CASE III. If we postulate a square in (x,y)-space with its opposite cor- ners positioned at (0.0,0.0) and (1.0,1.0), and a square within situated symmetrically at (x,x) and (1-x,1-x), then the area of that internal square is ( ( 1 - x ) - x ) ^ 2, or 1 -4*x -4*x^2.

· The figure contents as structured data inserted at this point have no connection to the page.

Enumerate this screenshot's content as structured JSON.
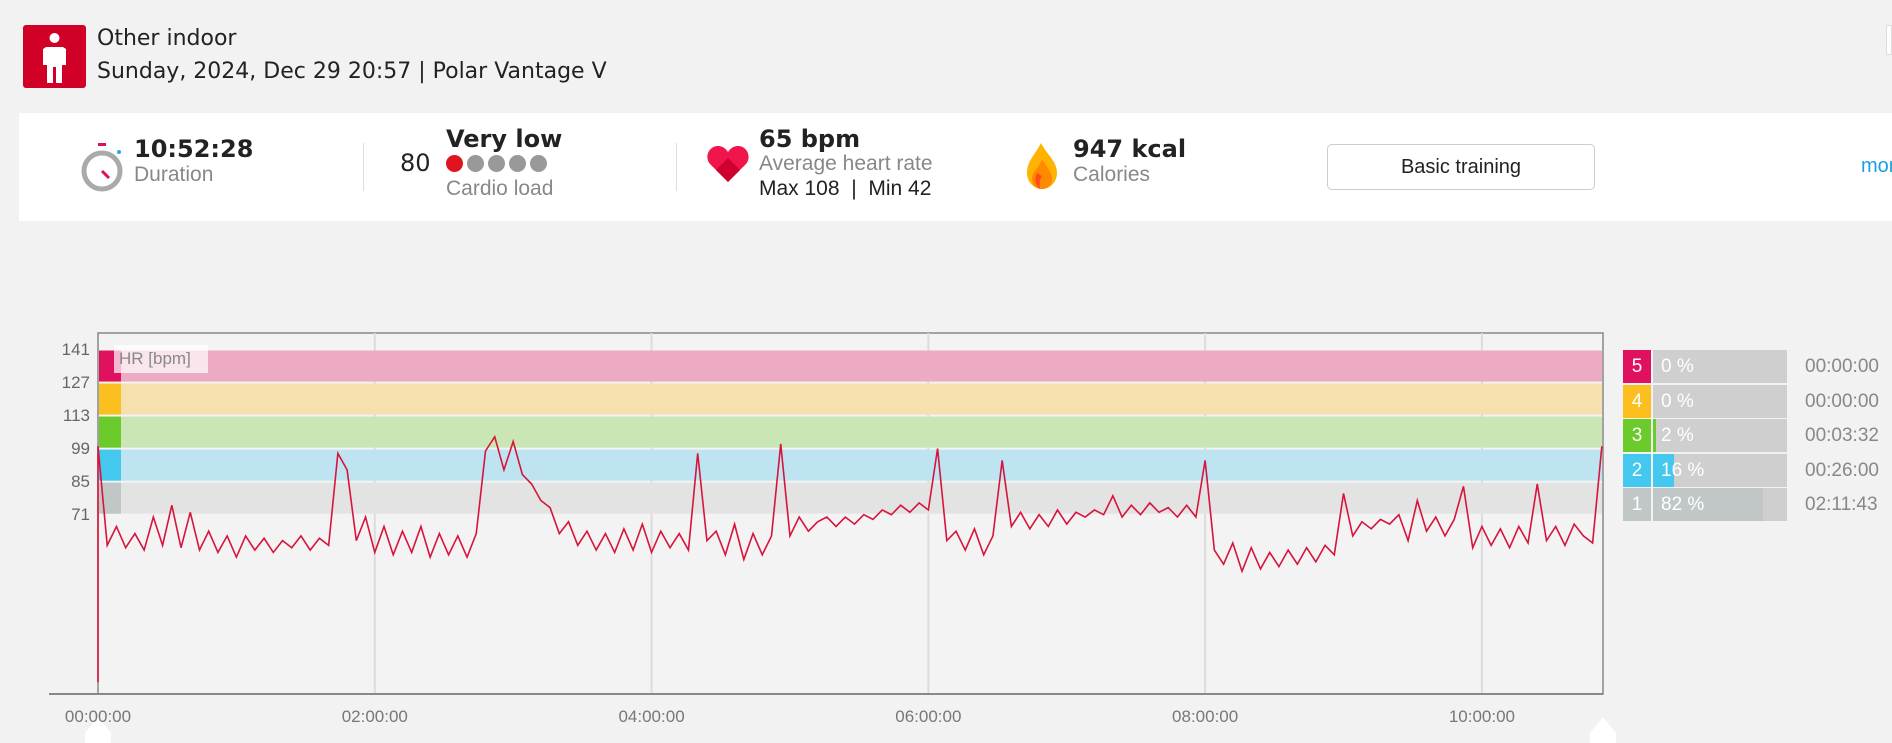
{
  "header": {
    "sport": "Other indoor",
    "subtitle": "Sunday, 2024, Dec 29 20:57 | Polar Vantage V",
    "sport_icon": "person-standing-icon"
  },
  "stats": {
    "duration": {
      "value": "10:52:28",
      "label": "Duration"
    },
    "cardio": {
      "number": "80",
      "level": "Very low",
      "label": "Cardio load",
      "filled_dots": 1,
      "total_dots": 5
    },
    "heart_rate": {
      "value": "65 bpm",
      "label": "Average heart rate",
      "minmax": "Max 108  |  Min 42"
    },
    "calories": {
      "value": "947 kcal",
      "label": "Calories"
    },
    "benefit_button": "Basic training",
    "more_link": "more"
  },
  "colors": {
    "accent": "#d10027",
    "line": "#d7143b",
    "link": "#1aa0e0"
  },
  "zones": [
    {
      "zone": "5",
      "percent": 0,
      "pct_label": "0 %",
      "time": "00:00:00",
      "color": "#e0115f",
      "band": "#ecaac3",
      "from": 127,
      "to": 141
    },
    {
      "zone": "4",
      "percent": 0,
      "pct_label": "0 %",
      "time": "00:00:00",
      "color": "#fbbf1f",
      "band": "#f6e1ae",
      "from": 113,
      "to": 127
    },
    {
      "zone": "3",
      "percent": 2,
      "pct_label": "2 %",
      "time": "00:03:32",
      "color": "#6bcb2a",
      "band": "#cbe6b5",
      "from": 99,
      "to": 113
    },
    {
      "zone": "2",
      "percent": 16,
      "pct_label": "16 %",
      "time": "00:26:00",
      "color": "#45c8ef",
      "band": "#bee4f1",
      "from": 85,
      "to": 99
    },
    {
      "zone": "1",
      "percent": 82,
      "pct_label": "82 %",
      "time": "02:11:43",
      "color": "#c1c7c7",
      "band": "#e2e3e2",
      "from": 71,
      "to": 85
    }
  ],
  "chart_data": {
    "type": "line",
    "title": "",
    "series_label": "HR [bpm]",
    "ylabel": "HR [bpm]",
    "xlabel": "",
    "ylim": [
      -5,
      148
    ],
    "xlim_min": [
      0,
      652.5
    ],
    "yticks": [
      "141",
      "127",
      "113",
      "99",
      "85",
      "71"
    ],
    "ytick_values": [
      141,
      127,
      113,
      99,
      85,
      71
    ],
    "xticks": [
      "00:00:00",
      "02:00:00",
      "04:00:00",
      "06:00:00",
      "08:00:00",
      "10:00:00"
    ],
    "xtick_values_min": [
      0,
      120,
      240,
      360,
      480,
      600
    ],
    "x_step_min": 4,
    "values": [
      100,
      58,
      66,
      57,
      63,
      56,
      70,
      58,
      75,
      57,
      72,
      56,
      64,
      55,
      62,
      53,
      62,
      56,
      61,
      55,
      60,
      57,
      62,
      56,
      61,
      58,
      97,
      90,
      60,
      70,
      55,
      66,
      54,
      64,
      55,
      66,
      53,
      63,
      54,
      62,
      53,
      63,
      98,
      104,
      90,
      102,
      88,
      84,
      77,
      74,
      63,
      68,
      58,
      64,
      56,
      63,
      55,
      65,
      56,
      67,
      55,
      64,
      57,
      63,
      56,
      97,
      60,
      64,
      54,
      67,
      52,
      63,
      54,
      62,
      101,
      62,
      70,
      64,
      68,
      70,
      66,
      70,
      67,
      71,
      69,
      73,
      71,
      75,
      72,
      76,
      73,
      99,
      60,
      64,
      56,
      65,
      54,
      62,
      94,
      66,
      72,
      65,
      71,
      66,
      73,
      67,
      72,
      70,
      73,
      71,
      79,
      70,
      75,
      71,
      76,
      72,
      74,
      70,
      75,
      70,
      94,
      56,
      50,
      59,
      47,
      57,
      48,
      55,
      49,
      56,
      50,
      57,
      51,
      58,
      54,
      80,
      62,
      68,
      65,
      69,
      67,
      71,
      60,
      77,
      64,
      70,
      62,
      69,
      83,
      57,
      66,
      58,
      65,
      57,
      66,
      59,
      84,
      60,
      66,
      58,
      67,
      62,
      59,
      100
    ]
  }
}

So, for example, if we seek to find the internal square that occupies exactly 80% of its host square, and is symmetrically placed, then we have only to solve the equation:

        1 -4*x + 4*x^2 = 0.8, or 4*x^2 - 4*x + 0.2 = 0

In the present context, the solutions of this equation are:

   UPPER     x = 0.947213595+ ( or, more precisely, 0.5 + SQRT(0.2) )
   LOWER     x = 0.052786404+ ( or, more precisely, 0.5 - SQRT(0.2) )
   position = [0.052786404, 0.052786404, 0.947213595, 0.947213595]

Checking:

   ( (1-x) - x ) * ( (1-x) -x )           (0.894427192)^2
   ----------------------------- x 100 =  --------------- x 100 = 80%  :-)
   ( 1.0 - 0.0 ) * ( 1.0 - 0.0 )                1.0

It nonetheless seems odd that the internal square with opposing corners at (0.0528-, 0.0528-) and (0.947+, 0.947+) takes up only 80% of the entire area. (But if THAT seems odd, then take a look at some of the collections of classical problems in probability! :-( ).